Events

Expression, Language, and Music (ELM) Conference, May 13-15, 2020

Dear All,

We’re very pleased to announce a Call for Papers for ECOM’s new biennial conference Expression, Language, and Music (ELM) Conference, May 13-15, 2020 (to be held at the Lyceum Center, HartfordCT). The abstract submission deadline is December 9, 2019.

 

The conference will bring together researchers from linguistics, philosophy, cognitive science, music theory, dance theory, anthropology, and neurobiology with the aim of integrating recent findings and insights from diverse perspectives concerning the significance of expression in music, dance, and language, the importance of systematic structure in these domains, and the interrelations between expressive, musical, and communicative capacities and their relevance for understanding the emergence of language (in ontogeny and phylogeny). 

 

Our invited speakers are:

·         Tecumseh Fitch (Cognitive Biology, University of Vienna)

·         Kathleen Higgins (Philosophy, University of Texas, Austin)

·         Ray Jackendoff (Linguistics, Tufts University)

·         Jerrold Levinson (Philosophy, University of Maryland)

·         Elizabeth Margulis (Music Cognition, Princeton University) 

·         Isabelle Peretz (Psychology, University of Montreal)

·         David Poeppel (Neuroscience, NYU)

·         Ljiljana Progovac (Linguistics, Wayne State University)

 

Both the Poster and Call for Papers/Posters are attached. Please pass on/post as appropriate. And please save the dates! 

The conference website: https://elm.clas.uconn.edu

The conference email: elm@uconn.edu

 

Sincerely,

Dorit Bar-On, ECOM Director 

Aliyar Ozercan, ECOM Coordinator

 

 

CogSci Colloquium: Aaron Shield

Friday, November 1st

Time: 4:00pm

Room: Oak Hall 117

The Cognitive Science Colloquium Series is proud to present Aaron Shield, Professor in the Department of Speech Pathology and Audiology at Miami University of Ohio.

Dr. Shield will provide a talk entitled Insights into cognitive and linguistic processes from research on autism and sign language

Abstract: In this talk, I will discuss how research into the signed languages of the deaf has the power to illuminate big questions about human language. By comparing spoken and signed languages, we gain a better understanding of what language is, how children learn languages, and how to best characterize and treat language disorders. In particular, I will show how research into the acquisition of American Sign Language (ASL) by deaf children with autism spectrum disorder (ASD) sheds new light on various questions about acquisition, such as how children imitate linguistic forms, how children use pronouns and other words that refer to self and other, and how language exposure may affect other aspects of cognition.

Contact Inge-Marie Eigsti (inge-marie.eigsti@uconn.edu) to schedule a meeting with Prof.
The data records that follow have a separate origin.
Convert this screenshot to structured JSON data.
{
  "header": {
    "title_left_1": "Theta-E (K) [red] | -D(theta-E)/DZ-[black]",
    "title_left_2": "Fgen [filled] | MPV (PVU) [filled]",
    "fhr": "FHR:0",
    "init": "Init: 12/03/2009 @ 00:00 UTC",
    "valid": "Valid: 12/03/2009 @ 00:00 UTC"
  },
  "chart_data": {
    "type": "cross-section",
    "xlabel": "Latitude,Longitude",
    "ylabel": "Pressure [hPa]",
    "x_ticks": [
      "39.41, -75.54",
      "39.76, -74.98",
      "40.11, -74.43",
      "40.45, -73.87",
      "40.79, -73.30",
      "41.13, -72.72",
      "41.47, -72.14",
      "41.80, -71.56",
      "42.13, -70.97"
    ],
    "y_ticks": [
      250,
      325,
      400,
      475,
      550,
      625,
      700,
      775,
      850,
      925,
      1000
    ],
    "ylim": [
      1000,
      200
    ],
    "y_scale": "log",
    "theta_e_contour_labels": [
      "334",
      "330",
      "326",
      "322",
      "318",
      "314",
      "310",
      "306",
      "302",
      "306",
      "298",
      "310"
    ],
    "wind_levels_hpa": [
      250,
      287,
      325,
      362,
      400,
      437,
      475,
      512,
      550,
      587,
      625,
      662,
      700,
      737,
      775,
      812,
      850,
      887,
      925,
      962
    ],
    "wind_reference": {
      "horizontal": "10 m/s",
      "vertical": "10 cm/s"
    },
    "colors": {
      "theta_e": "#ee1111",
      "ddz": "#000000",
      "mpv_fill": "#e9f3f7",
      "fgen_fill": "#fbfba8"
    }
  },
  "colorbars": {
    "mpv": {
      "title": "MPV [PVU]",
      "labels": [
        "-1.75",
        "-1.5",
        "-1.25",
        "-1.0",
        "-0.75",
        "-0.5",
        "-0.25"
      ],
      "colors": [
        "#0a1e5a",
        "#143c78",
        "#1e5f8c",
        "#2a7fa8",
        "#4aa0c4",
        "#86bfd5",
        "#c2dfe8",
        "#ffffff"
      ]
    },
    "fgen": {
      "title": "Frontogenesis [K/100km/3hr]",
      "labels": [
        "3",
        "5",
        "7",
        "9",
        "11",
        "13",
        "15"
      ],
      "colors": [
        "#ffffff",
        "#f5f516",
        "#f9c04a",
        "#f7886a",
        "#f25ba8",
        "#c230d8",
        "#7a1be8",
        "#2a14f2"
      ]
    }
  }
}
Shield.

Learn more about Aaron Shield.

CogSci Colloquium: Richard Wilson

The Cognitive Science Colloquium Series is proud to present Richard Ashby Wilson, Professor of Law and Anthropology and Gladstein Chair of Human Rights at UConn.

 

Friday, February 22nd, 4pm, Oak 117

The Psychology of Incitement and Hate Speech: A Dialogue Between Law and Social Science

 

We live in an era of nativist populism, characterized by speech that incites violence on social media, and an escalation in hate crimes. Recent social science research has identified a correlation between online incitement and offline hate crimes in the United States and Europe. What kinds of speech are the most likely to instigate acts of violence? The current research identifies revenge propaganda as the most likely type to instigate atrocities. We coded 242 speeches by a Serbian politician for references to revenge, nationalism, stereotyping, dehumanization, justice, victimization, past atrocities, political institutions and direct threats. After reading one speech or a control, participants answered questions about empathy, intentionality, and whether violence is morally justifiable. Only speeches focusing on revenge and past atrocities intensified justifications of violence. Only revenge speech increased overall negative attitudes towards the out-group. On the level of personality, those who are more politically conservative, feel the world is unjust, engage more in violent media and are male are more likely to justify violence. These findings have implications for the elusive goal of preventing atrocities. The regulatory framework established fifty years ago in the United States is showing signs of severe strain, and this research draws upon behavioral research to construct a systematic evidence-based framework for analyzing the risk that inciting speech will result in imminent lawless action.